Allocate all memory and reuse cache mem

dragen · January 24, 2019, 5:02am

Hi, our office has a sever and several people share these gpus.

However, I want to occupy a single card to prevent others affect my program.

the approach is to allocate all available memory at the begining and re-use these cached memory by pytorch as follows:

import os
import torch

def check_mem():
    
    mem = os.popen('"<path\to\NVSMI>\nvidia-smi" --query-gpu=memory.total,memory.used --format=csv,nounits,noheader').read().split(",")
    
    return mem

def main():
    
    total, used = check_mem()
    
    total = int(total)
    used = int(used)
        
    max_mem = int(total * 0.8)
    block_mem = max_mem - used
        
    x = torch.rand((256,1024,block_mem)).cuda()
   del x

    #do things here

However, above approach will surely lead to out of memory error on my machine as follows:

RuntimeError: CUDA out of memory. Tried to allocate 1024.00 KiB (GPU 0; 3.95 GiB total capacity; 395.42 MiB already allocated; 15.38 MiB free; 2.36 GiB cached)

It is because pytorch can not re-use these cached memory.

Any one can give me some tips to solve the problem?
Thank you.

albanD · January 24, 2019, 9:54am

Please avoid posting the same message multiple times…
I answered in the other post that asked the same question here.

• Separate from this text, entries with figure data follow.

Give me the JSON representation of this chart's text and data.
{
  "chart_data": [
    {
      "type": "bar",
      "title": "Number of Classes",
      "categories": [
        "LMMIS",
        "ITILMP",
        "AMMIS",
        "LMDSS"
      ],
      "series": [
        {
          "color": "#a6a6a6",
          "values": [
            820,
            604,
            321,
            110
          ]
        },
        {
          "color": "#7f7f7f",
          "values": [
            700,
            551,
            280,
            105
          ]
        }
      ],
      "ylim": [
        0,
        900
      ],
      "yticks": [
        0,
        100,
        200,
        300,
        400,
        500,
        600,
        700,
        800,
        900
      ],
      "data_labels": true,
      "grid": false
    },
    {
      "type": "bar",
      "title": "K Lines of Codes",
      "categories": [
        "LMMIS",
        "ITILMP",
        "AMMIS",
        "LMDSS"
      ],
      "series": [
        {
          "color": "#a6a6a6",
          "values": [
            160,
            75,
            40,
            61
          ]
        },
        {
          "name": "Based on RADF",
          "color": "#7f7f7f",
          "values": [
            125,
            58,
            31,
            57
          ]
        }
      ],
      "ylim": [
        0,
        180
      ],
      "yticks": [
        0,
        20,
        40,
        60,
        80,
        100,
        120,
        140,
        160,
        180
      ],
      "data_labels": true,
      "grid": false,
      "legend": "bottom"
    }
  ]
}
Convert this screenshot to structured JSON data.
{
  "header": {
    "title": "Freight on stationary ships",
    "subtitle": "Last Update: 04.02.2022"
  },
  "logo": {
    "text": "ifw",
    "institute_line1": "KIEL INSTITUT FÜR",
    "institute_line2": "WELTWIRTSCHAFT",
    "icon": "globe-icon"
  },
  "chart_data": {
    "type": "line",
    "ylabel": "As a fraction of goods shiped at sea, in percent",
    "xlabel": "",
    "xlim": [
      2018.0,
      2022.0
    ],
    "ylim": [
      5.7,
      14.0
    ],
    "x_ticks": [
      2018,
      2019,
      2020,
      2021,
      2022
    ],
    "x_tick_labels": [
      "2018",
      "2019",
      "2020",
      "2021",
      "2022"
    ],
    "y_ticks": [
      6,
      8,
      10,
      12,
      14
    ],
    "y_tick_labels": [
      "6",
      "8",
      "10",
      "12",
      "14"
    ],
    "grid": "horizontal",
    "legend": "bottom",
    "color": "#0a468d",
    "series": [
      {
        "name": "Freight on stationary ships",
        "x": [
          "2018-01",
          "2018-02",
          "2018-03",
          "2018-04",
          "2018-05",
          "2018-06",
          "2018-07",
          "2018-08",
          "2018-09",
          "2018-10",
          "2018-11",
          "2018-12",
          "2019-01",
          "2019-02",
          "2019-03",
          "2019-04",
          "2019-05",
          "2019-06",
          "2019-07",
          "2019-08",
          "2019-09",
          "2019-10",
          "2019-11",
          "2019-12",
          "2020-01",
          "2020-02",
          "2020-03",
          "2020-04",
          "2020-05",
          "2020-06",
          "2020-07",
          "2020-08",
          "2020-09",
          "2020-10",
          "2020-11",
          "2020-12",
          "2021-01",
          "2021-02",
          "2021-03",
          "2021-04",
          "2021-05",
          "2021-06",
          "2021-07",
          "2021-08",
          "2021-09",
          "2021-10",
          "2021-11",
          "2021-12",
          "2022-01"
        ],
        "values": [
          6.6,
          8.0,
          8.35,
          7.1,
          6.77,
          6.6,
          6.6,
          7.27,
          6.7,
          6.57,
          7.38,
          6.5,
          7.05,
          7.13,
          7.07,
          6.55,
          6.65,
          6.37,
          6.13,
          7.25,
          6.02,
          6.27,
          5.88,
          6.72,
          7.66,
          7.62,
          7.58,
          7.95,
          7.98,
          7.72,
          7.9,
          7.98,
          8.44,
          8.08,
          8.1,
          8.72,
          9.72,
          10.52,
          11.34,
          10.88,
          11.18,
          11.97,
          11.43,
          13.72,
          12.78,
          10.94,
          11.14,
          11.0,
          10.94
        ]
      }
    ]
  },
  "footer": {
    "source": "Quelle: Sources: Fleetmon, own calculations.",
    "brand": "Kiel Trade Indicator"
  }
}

The short answer is pytorch is not built to help handle the sharing of GPU but to use them as efficiently as possible. The hack that you use here is a hack and will have side effects. Like making your program OOM in cases where it sometimes does not.
If you want more details on why we can’t fix the memory fragmentation problem in pytorch, you can check this thread.